It's pretty underwhelming to look at-in fact it's quite dull. It's made of brown-grey clay, a simple round pot about the size of the bucket that children play with on the beach, about six inches high, six inches across at the top, and its got it's got straight sides and a flat base, and it was made about seven thousand years ago in Japan.
其实它本身令人印象相当之深刻。虽然它颜色其实很暗淡,原料是棕灰色的粘土,简简单单的圆型深钵,大小就像孩子们用在沙滩上玩耍的那种小塑料桶一样,大概六英寸高,上边端口直径也差不多六英寸,两侧是笔直的直线,还有一个平底。它大概是制造于七千年前的日本。
When you look more closely, you can see that it was built up with coils of clay and then, into the outside, fibres have been pressed, so that when you hold it, you feel as though you are actually holding a basket. It looks and feels like a basket in clay.
当你再仔细一点观察,你就可以发现它其实是用一圈圈的粘土圈先绕成型的,然后外边压上绳索般的花纹。当你拿起它的时候,就感觉像是在举着一个篮子。其实它看起来就像一个粘土制成的篮子。
The basket - like markings on this and other Japanese pots of the same time, are in a cord pattern and that's in fact what their name is in Japanese. They are Jomon - or 'cord-pattern' pots.
这种仿照竹篮纹理的花纹,在这件陶器及其同时期日本陶罐上都可以找到,被人们称之为绳纹,事实上它们的命名在日文里就是这意思。它们就是绳纹陶器。

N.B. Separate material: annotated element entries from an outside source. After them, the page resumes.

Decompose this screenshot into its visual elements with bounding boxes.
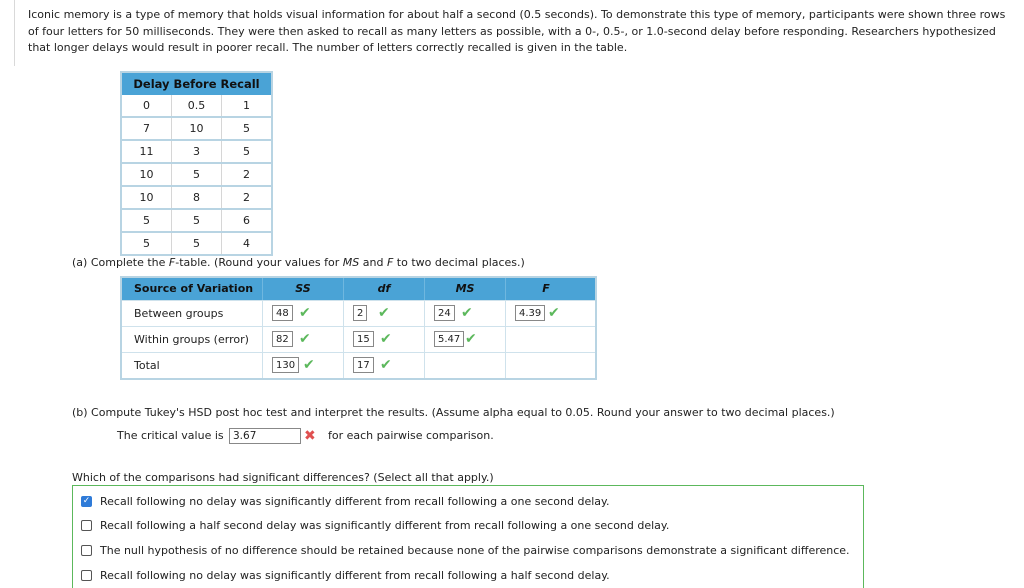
table-row bbox=[122, 187, 271, 210]
check-icon: ✔ bbox=[303, 357, 315, 373]
total-df-input[interactable]: 17 bbox=[353, 357, 374, 373]
table-cell: 10 bbox=[122, 187, 172, 208]
checkbox[interactable] bbox=[81, 520, 92, 531]
between-f-input[interactable]: 4.39 bbox=[515, 305, 545, 321]
option-label: Recall following no delay was significantly different from recall following a half second delay. bbox=[100, 568, 610, 582]
checkbox[interactable] bbox=[81, 570, 92, 581]
table-row bbox=[122, 118, 271, 141]
answer-options bbox=[72, 485, 864, 588]
header-f: F bbox=[505, 278, 586, 300]
check-icon: ✔ bbox=[380, 331, 392, 347]
part-a-instructions bbox=[72, 256, 525, 269]
check-icon: ✔ bbox=[465, 331, 477, 347]
option-1[interactable] bbox=[81, 515, 669, 535]
option-2[interactable] bbox=[81, 540, 850, 560]
delay-col-0: 0 bbox=[122, 95, 172, 116]
table-cell: 5 bbox=[172, 210, 222, 231]
check-icon: ✔ bbox=[299, 305, 311, 321]
table-row bbox=[122, 233, 271, 254]
table-cell: 5 bbox=[243, 145, 250, 158]
check-icon: ✔ bbox=[299, 331, 311, 347]
part-a-ms: MS bbox=[342, 256, 360, 269]
table-cell: 5 bbox=[172, 164, 222, 185]
between-ss-input[interactable]: 48 bbox=[272, 305, 293, 321]
within-ms-input[interactable]: 5.47 bbox=[434, 331, 464, 347]
table-cell: 8 bbox=[172, 187, 222, 208]
critical-value-label: The critical value is bbox=[117, 429, 224, 442]
within-groups-row bbox=[122, 327, 595, 353]
table-row bbox=[122, 210, 271, 233]
option-label: Recall following no delay was significantly different from recall following a one second delay. bbox=[100, 494, 610, 508]
total-ss-input[interactable]: 130 bbox=[272, 357, 299, 373]
table-cell: 5 bbox=[122, 233, 172, 254]
between-ms-input[interactable]: 24 bbox=[434, 305, 455, 321]
part-a-f: F bbox=[386, 256, 394, 269]
table-cell: 6 bbox=[243, 214, 250, 227]
option-label: The null hypothesis of no difference should be retained because none of the pairwise comparisons demonstrate a significant difference. bbox=[100, 543, 850, 557]
within-ss-input[interactable]: 82 bbox=[272, 331, 293, 347]
table-cell: 5 bbox=[122, 210, 172, 231]
delay-col-1: 1 bbox=[243, 99, 250, 112]
comparison-question: Which of the comparisons had significant differences? (Select all that apply.) bbox=[72, 471, 494, 484]
row-label: Within groups (error) bbox=[134, 333, 249, 346]
table-cell: 11 bbox=[122, 141, 172, 162]
f-table-header bbox=[122, 278, 595, 301]
header-df: df bbox=[343, 278, 424, 300]
table-cell: 7 bbox=[122, 118, 172, 139]
delay-table-title: Delay Before Recall bbox=[122, 73, 271, 95]
table-cell: 10 bbox=[122, 164, 172, 185]
check-icon: ✔ bbox=[548, 305, 560, 321]
table-cell: 10 bbox=[172, 118, 222, 139]
header-ss: SS bbox=[262, 278, 343, 300]
table-cell: 2 bbox=[243, 168, 250, 181]
checkbox-checked-icon[interactable]: ✓ bbox=[82, 495, 91, 506]
option-3[interactable] bbox=[81, 565, 610, 585]
header-ms: MS bbox=[424, 278, 505, 300]
part-a-f: F bbox=[168, 256, 176, 269]
check-icon: ✔ bbox=[380, 357, 392, 373]
between-df-input[interactable]: 2 bbox=[353, 305, 367, 321]
x-icon: ✖ bbox=[304, 428, 316, 444]
option-0[interactable] bbox=[81, 491, 609, 511]
table-cell: 5 bbox=[172, 233, 222, 254]
table-row bbox=[122, 164, 271, 187]
part-a-text: and bbox=[359, 256, 387, 269]
delay-table bbox=[120, 71, 273, 256]
total-row bbox=[122, 353, 595, 378]
delay-header-row bbox=[122, 95, 271, 118]
check-icon: ✔ bbox=[378, 305, 390, 321]
table-cell: 5 bbox=[243, 122, 250, 135]
left-rule bbox=[14, 0, 15, 66]
between-groups-row bbox=[122, 301, 595, 327]
option-label: Recall following a half second delay was significantly different from recall following a one second delay. bbox=[100, 518, 670, 532]
checkbox[interactable] bbox=[81, 545, 92, 556]
part-a-text: -table. (Round your values for bbox=[175, 256, 343, 269]
part-a-text: (a) Complete the bbox=[72, 256, 169, 269]
table-cell: 4 bbox=[243, 237, 250, 250]
critical-value-suffix: for each pairwise comparison. bbox=[328, 429, 494, 442]
table-row bbox=[122, 141, 271, 164]
critical-value-input[interactable]: 3.67 bbox=[229, 428, 301, 444]
f-table bbox=[120, 276, 597, 380]
row-label: Total bbox=[134, 359, 160, 372]
header-source: Source of Variation bbox=[134, 282, 254, 295]
problem-intro: Iconic memory is a type of memory that holds visual information for about half a second (0.5 seconds). To demonstrate this type of memory, participants were shown three rows of four letters for 50 milliseconds. They were then asked to recall as many letters as possible, with a 0-, 0.5-, or 1.0-second delay before responding. Researchers hypothesized that longer delays would result in poorer recall. The number of letters correctly recalled is given in the table. bbox=[28, 8, 1006, 54]
part-a-text: to two decimal places.) bbox=[393, 256, 525, 269]
row-label: Between groups bbox=[134, 307, 224, 320]
within-df-input[interactable]: 15 bbox=[353, 331, 374, 347]
part-b-instructions: (b) Compute Tukey's HSD post hoc test and interpret the results. (Assume alpha equal to 0.05. Round your answer to two decimal places.) bbox=[72, 406, 835, 419]
table-cell: 2 bbox=[243, 191, 250, 204]
delay-col-05: 0.5 bbox=[172, 95, 222, 116]
table-cell: 3 bbox=[172, 141, 222, 162]
check-icon: ✔ bbox=[461, 305, 473, 321]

And the word Jomon has come to be used not just for the objects, but for the people that made them, and even the whole historic period in which they were lived. It was the Jomon people living in what is now northern Japan, who created the world's first pots. Simon Kaner, of the University of East Anglia, is a specialist in ancient Japanese culture:
现在绳纹一词,已经不仅仅是这些物品的名称,那时代的人类,及他们生活的整个历史时期都被称之为绳纹。正是这些生活在如今日本北部的绳纹人制造了世界上的首件陶器。东英吉利大学的西蒙?康尔是古日本文化的专家,他说道:
'In Europe we've always assumed that people who've made pottery were farmers, and that it was only through farming that people were able to stay in one place, because they'd be able to build up a surplus that they could then subsist on through the winter months, and it was only if you were going to stay in one place all the year round, that you'd be making pottery, because it's an awkward thing to carry around with you.

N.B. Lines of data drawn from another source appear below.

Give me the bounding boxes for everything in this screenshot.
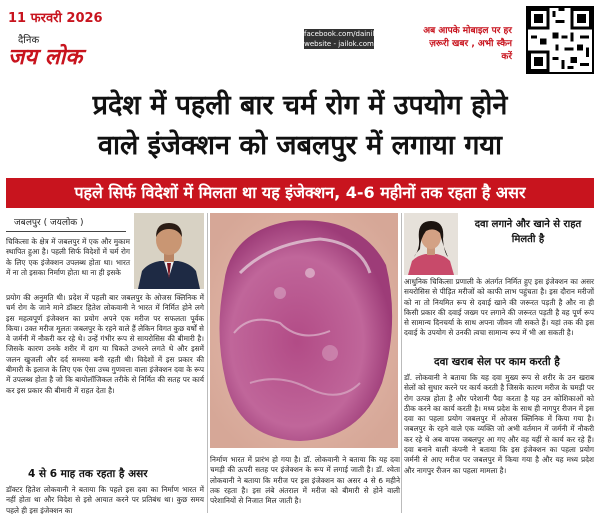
masthead	[0, 0, 600, 80]
article-paragraph: निर्माण भारत में प्रारंभ हो गया है। डॉ. लोकवानी ने बताया कि यह दवा चमड़ी की ऊपरी सतह पर इंजेक्शन के रूप में लगाई जाती है। डॉ. श्वेता लोकवानी ने बताया कि मरीज पर इस इंजेक्शन का असर 4 से 6 महीने तक रहता है। इस लंबे अंतराल में मरीज को बीमारी से होने वाली परेशानियों से निजात मिल जाती है।	[210, 455, 400, 506]
promo-line-2: ज़रूरी खबर , अभी स्कैन करें	[429, 39, 512, 62]
section-subheading: दवा खराब सेल पर काम करती है	[434, 356, 560, 368]
column-divider	[207, 213, 208, 513]
subheadline-banner: पहले सिर्फ विदेशों में मिलता था यह इंजेक्शन, 4-6 महीनों तक रहता है असर	[6, 178, 594, 208]
main-headline	[6, 86, 594, 172]
qr-code-icon[interactable]	[526, 6, 594, 74]
article-paragraph: प्रयोग की अनुमति थी। प्रदेश में पहली बार जबलपुर के ओजस क्लिनिक में चर्म रोग के जाने माने डॉक्टर हितेश लोकवानी ने भारत में निर्मित होने लगे इस महत्वपूर्ण इंजेक्शन का प्रयोग अपने एक मरीज पर सफलता पूर्वक किया। उक्त मरीज मूलतः जबलपुर के रहने वाले हैं लेकिन विगत कुछ वर्षों से वे जर्मनी में नौकरी कर रहे थे। उन्हें गंभीर रूप से सायरोसिस की बीमारी है। जिसके कारण उनके शरीर में दाग या चिकते उभरने लगते थे और इसमें जलन खुजली और दर्द समस्या बनी रहती थी। विदेशों में इस प्रकार की बीमारी के इलाज के लिए एक ऐसा उच्च गुणवत्ता वाला इंजेक्शन दवा के रूप में उपलब्ध होता है जो कि बायोलॉजिकल तरीके से निर्मित की सतह पर कार्य कर इस प्रकार की बीमारी में राहत देता है।	[6, 293, 204, 395]
column-divider	[401, 213, 402, 513]
article-paragraph: चिकित्सा के क्षेत्र में जबलपुर में एक और मुकाम स्थापित हुआ है। पहली सिर्फ विदेशों में चर्म रोग के लिए एक इंजेक्शन उपलब्ध होता था। भारत में ना तो इसका निर्माण होता था ना ही इसके	[6, 237, 130, 277]
facebook-link[interactable]: facebook.com/dainikjailok	[304, 30, 396, 38]
center-column	[210, 213, 400, 515]
brand-logo: जय लोक	[8, 44, 83, 70]
section-subheading: 4 से 6 माह तक रहता है असर	[28, 468, 148, 480]
section-heading: दवा लगाने और खाने से राहत मिलती है	[474, 219, 582, 245]
site-info-box	[304, 29, 396, 49]
divider	[6, 231, 126, 232]
article-paragraph: आधुनिक चिकित्सा प्रणाली के अंतर्गत निर्मित हुए इस इंजेक्शन का असर सयरोसिस से पीड़ित मरीजों को काफी लाभ पहुंचता है। इस दौरान मरीजों को ना तो नियमित रूप से दवाई खाने की जरूरत पड़ती है और ना ही किसी प्रकार की दवाई जख्म पर लगाने की जरूरत पड़ती है वह पूर्ण रूप से सामान्य दिनचर्या के साथ अपना जीवन जी सकते हैं। यहां तक की इस दवाई के उपयोग से उनकी त्वचा सामान्य रूप में भी आ सकती है।	[404, 277, 594, 338]
left-column	[6, 213, 206, 515]
article-paragraph: डॉक्टर हितेश लोकवानी ने बताया कि पहले इस दवा का निर्माण भारत में नहीं होता था और विदेश से इसे आयात करने पर प्रतिबंध था। कुछ समय पहले ही इस इंजेक्शन का	[6, 485, 204, 515]
edition-date: 11 फरवरी 2026	[8, 11, 103, 26]
doctor-photo	[134, 213, 204, 289]
skin-condition-photo	[210, 213, 398, 448]
promo-line-1: अब आपके मोबाइल पर हर	[423, 26, 512, 36]
right-column	[404, 213, 594, 515]
headline-line-2: वाले इंजेक्शन को जबलपुर में लगाया गया	[97, 130, 503, 161]
brand-small-label: दैनिक	[18, 35, 40, 46]
article-paragraph: डॉ. लोकवानी ने बताया कि यह दवा मुख्य रूप से शरीर के उन खराब सेलों को सुधार करने पर कार्य करती है जिसके कारण मरीज के चमड़ी पर रोग उत्पन्न होता है और परेशानी पैदा करता है यह उन कोशिकाओं को ठीक करने का कार्य करती है। मध्य प्रदेश के साथ ही नागपुर रीजन में इस दवा का पहला प्रयोग जबलपुर में ओजस क्लिनिक में किया गया है। जबलपुर के रहने वाले एक व्यक्ति जो अभी वर्तमान में जर्मनी में नौकरी कर रहे थे अब वापस जबलपुर आ गए और वह यहीं से कार्य कर रहे हैं। दवा बनाने वाली कंपनी ने बताया कि इस इंजेक्शन का पहला प्रयोग जर्मनी से आए मरीज पर जबलपुर में किया गया है और यह मध्य प्रदेश और नागपुर रीजन का पहला मामला है।	[404, 373, 594, 475]
doctor-photo	[404, 213, 458, 275]
scan-promo	[420, 25, 512, 64]
website-link[interactable]: website - jailok.com	[304, 40, 374, 48]
headline-line-1: प्रदेश में पहली बार चर्म रोग में उपयोग होने	[92, 90, 508, 121]
dateline: जबलपुर ( जयलोक )	[14, 218, 84, 228]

“在欧洲,我们一向认为制作陶器的古人类肯定是农耕人类,因为只有依靠农业,人类才能定居下来,他们可以长年停留在同一地方,渐渐积蓄起余粮,培养起一种可持续的生活方式,能保证他们顺利渡过寒冬里那几个月。而且只有长年居住在同一地方,才有制作陶器的必要,要不然如果你得东奔西跑,这种东西搬来搬去可真是不方便。”

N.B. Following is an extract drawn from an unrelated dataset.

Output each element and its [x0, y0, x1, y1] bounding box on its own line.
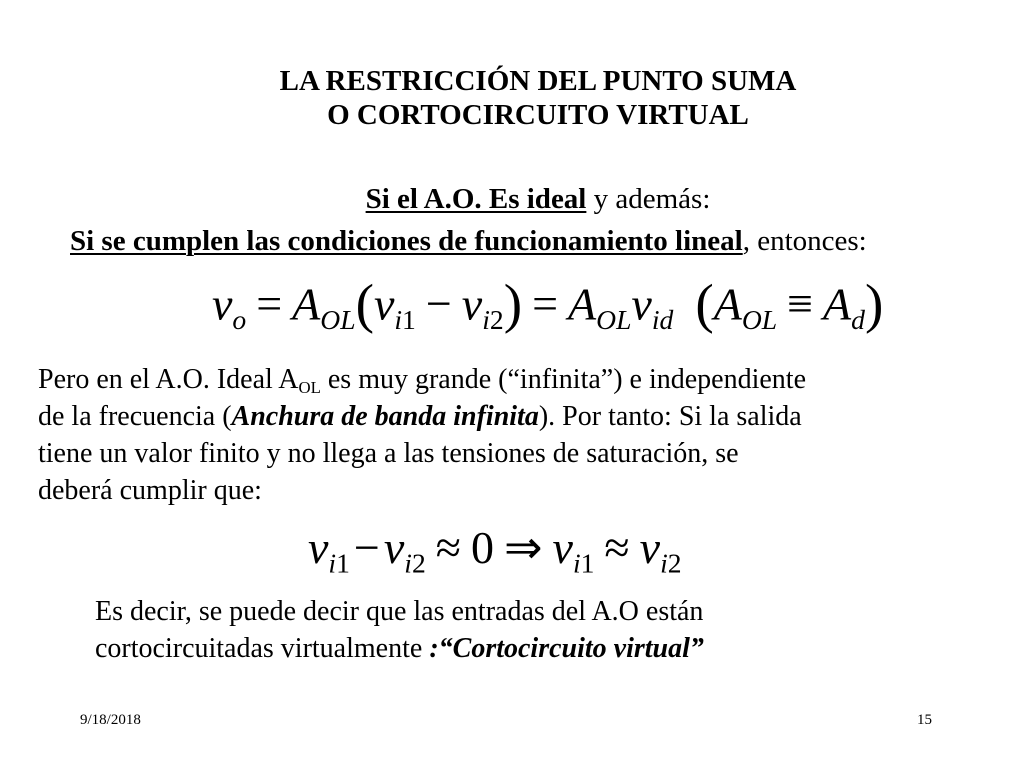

'The Japanese example is really interesting, because what we have here is pottery being made by people who were not farmers, and it's one of the best examples that we've got from anywhere in the world really - from pre-history, of people who subsisted on fishing, gathering nuts and other wild resources, and hunting wild animals - that they also had a need for cooking pots.'
“日本这例子真是相当有趣。因为这些陶器不是农民做出来的。这绝对是我们在全世界范围内收集到的关于史前文化的最好例子。这些人类捕鱼、采集坚果及其他野生植物,同时也狩猎野生动物,同时他们也需要煮东西的盆钵锅罐。”